# The sign of terms in a characteristic equation of a PDE

• Emspak

#### Emspak

This was something I noticed as I was trying to practice solving PDEs using the method of characteristics.

The text has the following example: $$\frac{\partial u}{\partial x} + x \frac{\partial u}{\partial y} = 0$$

This should be easy enough. I let $p(x,y) = x$ and solve for $\frac{\partial y}{\partial x}$. When I do that I get: $$\frac{\partial u}{\partial x} + x \frac{\partial u}{\partial y} =0 \Rightarrow \frac{\partial u}{\partial x} =- x \frac{\partial u}{\partial y} \Rightarrow \frac{\partial u}{\partial x}\frac{\partial y}{\partial u} = -x \frac{\partial u}{\partial y}\frac{\partial y}{\partial u} \Rightarrow \frac{\partial y}{\partial x} = -x$$

This should be easy enough from there, I would have $\int \partial y= - x \partial x \Rightarrow y=-\frac{1}{2}x^2+ C$ and $y+\frac{1}{2}x^2 = C$ so $u(x,y) = y+\frac{1}{2}x^2$. General solution is $f(y+\frac{1}{2}x^2)$ where f is an arbitrary function.

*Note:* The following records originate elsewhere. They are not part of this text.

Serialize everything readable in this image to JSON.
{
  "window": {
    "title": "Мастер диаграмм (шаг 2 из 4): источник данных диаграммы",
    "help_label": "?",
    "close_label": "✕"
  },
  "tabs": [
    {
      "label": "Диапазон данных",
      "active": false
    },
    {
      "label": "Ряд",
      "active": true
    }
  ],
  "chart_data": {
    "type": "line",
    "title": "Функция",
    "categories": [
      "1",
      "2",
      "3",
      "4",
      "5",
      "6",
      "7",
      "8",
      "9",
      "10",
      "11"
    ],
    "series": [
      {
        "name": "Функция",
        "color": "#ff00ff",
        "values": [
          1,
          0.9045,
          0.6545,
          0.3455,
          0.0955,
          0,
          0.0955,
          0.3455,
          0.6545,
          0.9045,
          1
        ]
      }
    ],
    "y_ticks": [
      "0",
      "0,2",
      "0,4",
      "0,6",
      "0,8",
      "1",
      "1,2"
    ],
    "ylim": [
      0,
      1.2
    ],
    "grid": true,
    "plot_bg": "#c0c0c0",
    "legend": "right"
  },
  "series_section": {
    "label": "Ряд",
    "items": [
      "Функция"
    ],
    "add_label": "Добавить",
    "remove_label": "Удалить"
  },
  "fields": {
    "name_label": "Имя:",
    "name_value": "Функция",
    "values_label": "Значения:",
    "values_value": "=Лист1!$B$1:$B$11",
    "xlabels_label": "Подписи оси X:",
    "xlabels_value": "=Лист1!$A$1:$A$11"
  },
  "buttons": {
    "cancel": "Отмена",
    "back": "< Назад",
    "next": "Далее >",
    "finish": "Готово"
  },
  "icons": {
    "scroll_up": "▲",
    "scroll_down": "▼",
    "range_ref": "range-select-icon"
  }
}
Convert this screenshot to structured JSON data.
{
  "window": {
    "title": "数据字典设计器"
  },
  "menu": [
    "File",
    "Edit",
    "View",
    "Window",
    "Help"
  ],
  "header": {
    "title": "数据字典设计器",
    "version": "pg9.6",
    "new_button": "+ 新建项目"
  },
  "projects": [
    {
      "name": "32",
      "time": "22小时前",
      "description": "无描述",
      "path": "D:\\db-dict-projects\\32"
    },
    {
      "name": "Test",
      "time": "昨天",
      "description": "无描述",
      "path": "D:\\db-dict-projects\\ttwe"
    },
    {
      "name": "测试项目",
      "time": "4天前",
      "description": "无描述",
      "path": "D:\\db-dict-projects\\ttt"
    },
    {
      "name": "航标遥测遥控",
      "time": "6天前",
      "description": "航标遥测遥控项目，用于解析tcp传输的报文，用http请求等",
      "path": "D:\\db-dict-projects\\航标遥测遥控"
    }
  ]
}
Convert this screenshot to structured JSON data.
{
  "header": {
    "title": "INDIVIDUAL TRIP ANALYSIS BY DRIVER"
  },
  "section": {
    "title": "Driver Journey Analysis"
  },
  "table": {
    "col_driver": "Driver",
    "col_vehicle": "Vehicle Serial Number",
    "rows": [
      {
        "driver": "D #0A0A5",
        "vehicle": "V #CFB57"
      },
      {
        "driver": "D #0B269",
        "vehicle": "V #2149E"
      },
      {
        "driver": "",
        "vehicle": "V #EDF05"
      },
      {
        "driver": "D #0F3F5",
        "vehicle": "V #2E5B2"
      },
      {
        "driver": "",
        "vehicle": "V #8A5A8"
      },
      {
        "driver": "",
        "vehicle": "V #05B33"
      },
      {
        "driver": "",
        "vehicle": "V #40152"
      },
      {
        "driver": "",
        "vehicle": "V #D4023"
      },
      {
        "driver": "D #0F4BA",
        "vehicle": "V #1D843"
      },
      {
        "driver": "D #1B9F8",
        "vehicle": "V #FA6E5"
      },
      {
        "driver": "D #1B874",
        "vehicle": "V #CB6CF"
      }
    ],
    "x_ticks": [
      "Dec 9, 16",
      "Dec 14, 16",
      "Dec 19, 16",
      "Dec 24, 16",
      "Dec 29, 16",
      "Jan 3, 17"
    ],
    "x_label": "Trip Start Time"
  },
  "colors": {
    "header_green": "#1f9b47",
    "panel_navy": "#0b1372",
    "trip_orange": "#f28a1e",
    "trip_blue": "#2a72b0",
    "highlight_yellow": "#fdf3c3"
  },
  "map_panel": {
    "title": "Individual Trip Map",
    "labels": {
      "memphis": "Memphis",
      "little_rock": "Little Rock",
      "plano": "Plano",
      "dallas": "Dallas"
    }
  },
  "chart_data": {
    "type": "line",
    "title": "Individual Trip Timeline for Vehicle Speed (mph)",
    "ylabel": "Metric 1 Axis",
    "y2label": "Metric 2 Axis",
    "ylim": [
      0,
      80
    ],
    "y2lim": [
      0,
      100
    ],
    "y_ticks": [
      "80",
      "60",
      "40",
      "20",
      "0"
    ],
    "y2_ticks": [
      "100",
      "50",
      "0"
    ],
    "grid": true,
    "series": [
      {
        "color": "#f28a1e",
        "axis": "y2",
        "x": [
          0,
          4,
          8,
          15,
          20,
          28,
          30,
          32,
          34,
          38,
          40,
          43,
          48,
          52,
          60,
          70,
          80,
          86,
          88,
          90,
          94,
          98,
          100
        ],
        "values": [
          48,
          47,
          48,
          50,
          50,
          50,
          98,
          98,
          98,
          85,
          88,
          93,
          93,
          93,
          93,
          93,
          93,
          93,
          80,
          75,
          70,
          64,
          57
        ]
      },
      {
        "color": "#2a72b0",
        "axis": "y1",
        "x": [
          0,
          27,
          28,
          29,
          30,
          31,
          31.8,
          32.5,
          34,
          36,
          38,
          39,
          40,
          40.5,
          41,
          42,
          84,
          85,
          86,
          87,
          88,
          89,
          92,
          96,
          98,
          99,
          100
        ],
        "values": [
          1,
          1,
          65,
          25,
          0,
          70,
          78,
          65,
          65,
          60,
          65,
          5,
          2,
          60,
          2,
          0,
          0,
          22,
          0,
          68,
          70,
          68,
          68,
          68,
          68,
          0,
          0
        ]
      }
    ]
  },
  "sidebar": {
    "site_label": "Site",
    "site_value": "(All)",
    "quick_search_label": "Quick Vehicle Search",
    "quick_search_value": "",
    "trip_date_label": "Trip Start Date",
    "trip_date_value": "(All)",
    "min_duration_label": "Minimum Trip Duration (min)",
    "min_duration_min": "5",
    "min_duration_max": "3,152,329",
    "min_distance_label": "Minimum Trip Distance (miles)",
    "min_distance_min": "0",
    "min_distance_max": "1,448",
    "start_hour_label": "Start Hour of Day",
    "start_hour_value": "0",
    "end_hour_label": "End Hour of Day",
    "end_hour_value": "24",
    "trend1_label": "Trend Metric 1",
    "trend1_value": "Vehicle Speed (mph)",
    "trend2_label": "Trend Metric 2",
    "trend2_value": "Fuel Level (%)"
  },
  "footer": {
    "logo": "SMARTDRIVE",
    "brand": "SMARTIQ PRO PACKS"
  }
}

SO what's the problem? The text says that $\frac{\partial y}{\partial x}=x$ not $-x$. Anyone know what's up? I have consistently found that the my HW solutions and text say this should be a different sign than what i get when I just solve for $\frac{\partial y}{\partial x}$. What am I missing? I figure its probably something simple enough.

Thanks.

I'm not precisely sure where you're going wrong (if anywhere), but for this particular problem (and probably the majority of others you've solved) this might be attributed to linearity. Remember that, for linear differential equations, if you have two solutions of the differential equation u and v then any linear combination of these two solutions will also be a solution.

That is, u + v is also a solution, as is ##\alpha u## for constant ##\alpha##.

You can always verify your solution by differentiating it and making sure it satisfies the differential equation.